法と正義について
- 悠樹 阿部

- 2020年7月1日
- 読了時間: 1分
更新日:2020年8月6日
三島由紀夫は事物の背後にある本質を見通す目と、それを表現する言語能力を兼ね備えていました。彼が法律家について書いているのを読めば、法律家の何たるかが分かります。
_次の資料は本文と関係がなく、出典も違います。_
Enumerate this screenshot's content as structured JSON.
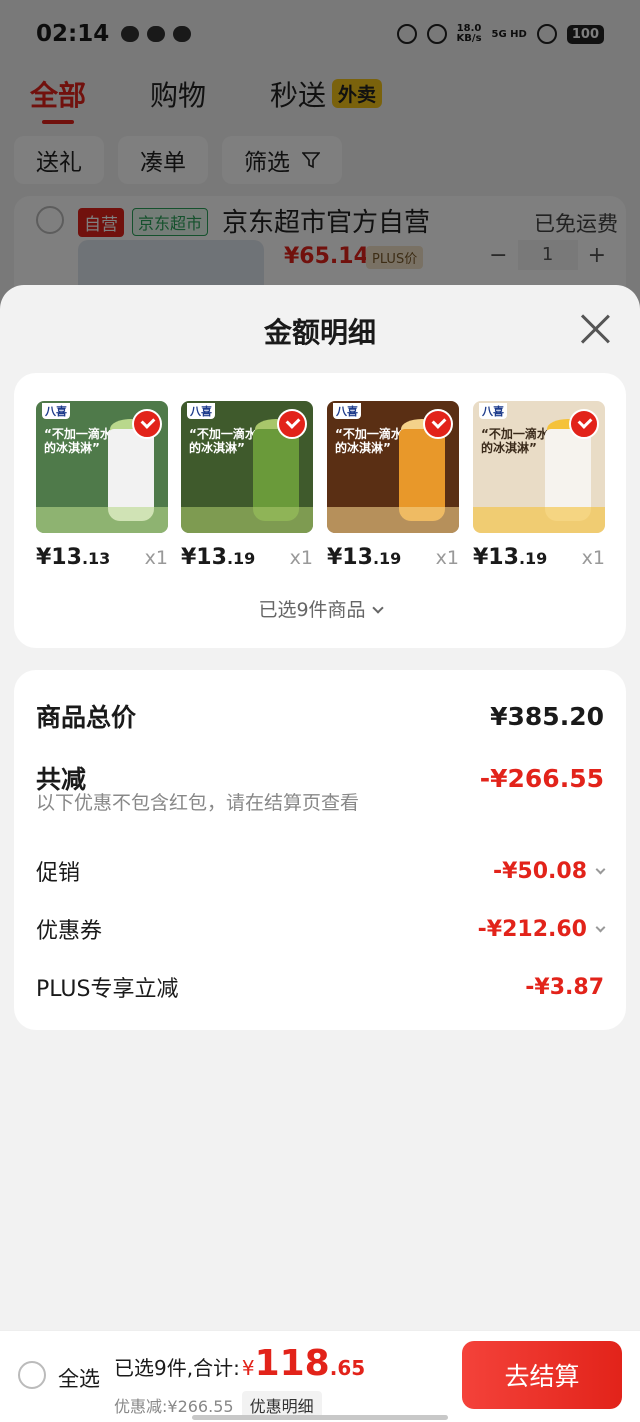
{
  "status_bar": {
    "time": "02:14",
    "net_speed_value": "18.0",
    "net_speed_unit": "KB/s",
    "signal_label": "5G HD",
    "battery": "100"
  },
  "main_tabs": [
    {
      "label": "全部",
      "active": true
    },
    {
      "label": "购物",
      "active": false
    },
    {
      "label": "秒送",
      "active": false,
      "badge": "外卖"
    }
  ],
  "filter_chips": [
    "送礼",
    "凑单",
    "筛选"
  ],
  "background_cart": {
    "tag_self": "自营",
    "tag_store": "京东超市",
    "shop_name": "京东超市官方自营",
    "shipping": "已免运费",
    "price": "¥65.14",
    "plus_tag": "PLUS价",
    "quantity": "1"
  },
  "sheet": {
    "title": "金额明细",
    "products": [
      {
        "brand": "八喜",
        "slogan": "“不加一滴水的冰淇淋”",
        "price_int": "¥13",
        "price_dec": ".13",
        "qty": "x1",
        "theme": "#4f7a4a",
        "tub": "#f2f2f2",
        "top": "#b9d88c"
      },
      {
        "brand": "八喜",
        "slogan": "“不加一滴水的冰淇淋”",
        "price_int": "¥13",
        "price_dec": ".19",
        "qty": "x1",
        "theme": "#3f5a2c",
        "tub": "#6a9a3a",
        "top": "#a8c66a"
      },
      {
        "brand": "八喜",
        "slogan": "“不加一滴水的冰淇淋”",
        "price_int": "¥13",
        "price_dec": ".19",
        "qty": "x1",
        "theme": "#5a2f14",
        "tub": "#e8982a",
        "top": "#f4d28a"
      },
      {
        "brand": "八喜",
        "slogan": "“不加一滴水的冰淇淋”",
        "price_int": "¥13",
        "price_dec": ".19",
        "qty": "x1",
        "theme": "#e9dcc6",
        "tub": "#f6f3ee",
        "top": "#f5c23a"
      }
    ],
    "selected_count_label": "已选9件商品",
    "summary": {
      "total_label": "商品总价",
      "total_value": "¥385.20",
      "reduce_label": "共减",
      "reduce_value": "-¥266.55",
      "note": "以下优惠不包含红包，请在结算页查看",
      "promo_label": "促销",
      "promo_value": "-¥50.08",
      "coupon_label": "优惠券",
      "coupon_value": "-¥212.60",
      "plus_label": "PLUS专享立减",
      "plus_value": "-¥3.87"
    }
  },
  "bottom_bar": {
    "select_all": "全选",
    "summary_prefix": "已选9件,合计:",
    "currency": "¥",
    "total_int": "118",
    "total_dec": ".65",
    "discount_text": "优惠减:¥266.55",
    "detail_button": "优惠明细",
    "checkout_button": "去结算"
  },
  "colors": {
    "accent": "#e2231a",
    "sheet_bg": "#f2f2f2"
  }
}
「本多は、仕事への熱意がそのまま感情からの離隔を意味する、このふしぎな抽象的な職業を愛しかけていた。」
「本多は何を悪と考え、何を罪と考えていたかといえば、それを考える役目は、本質的に彼のものではなくて、国家的正義の考えることだった。」
「馬丁が馬の匂いに染まるように、彼の三十八歳は、すでにこの法律的正義iustitia legalisの匂いに染まっていた。」
「本多は理の勝ったその性格のために、却って正義をして正義たらしめるあの狂信を欠いていたのである。」(『奔馬』)
専門性に没入することは、その気質を肥大化して本然の性を曇らせることです。
戦後体制を克服するためには、「国家的正義」「法律的正義」の型に嵌るのではなく、正義そのものを欣求しなくてはなりません。(※)
それが狂となることであり、吉田松陰と三島由紀夫が実践したことです。
(※)法は法でも、自然法iusを探究するべきで、実定法lexを奉戴するべきではありません。
令和2年7月1日 阿部悠樹




阿部君
遅くなりましたが、拝読しました。
実定法の問題は、基本的に解釈問題になりますね。
それが法かどうかの議論は全くといっていいほどしないわけですね。
この点が、皆さんが法律に期待しているもの(法に従えば良き社会になる?)と法律の運用のギャップの深さが感じられるところかと思います。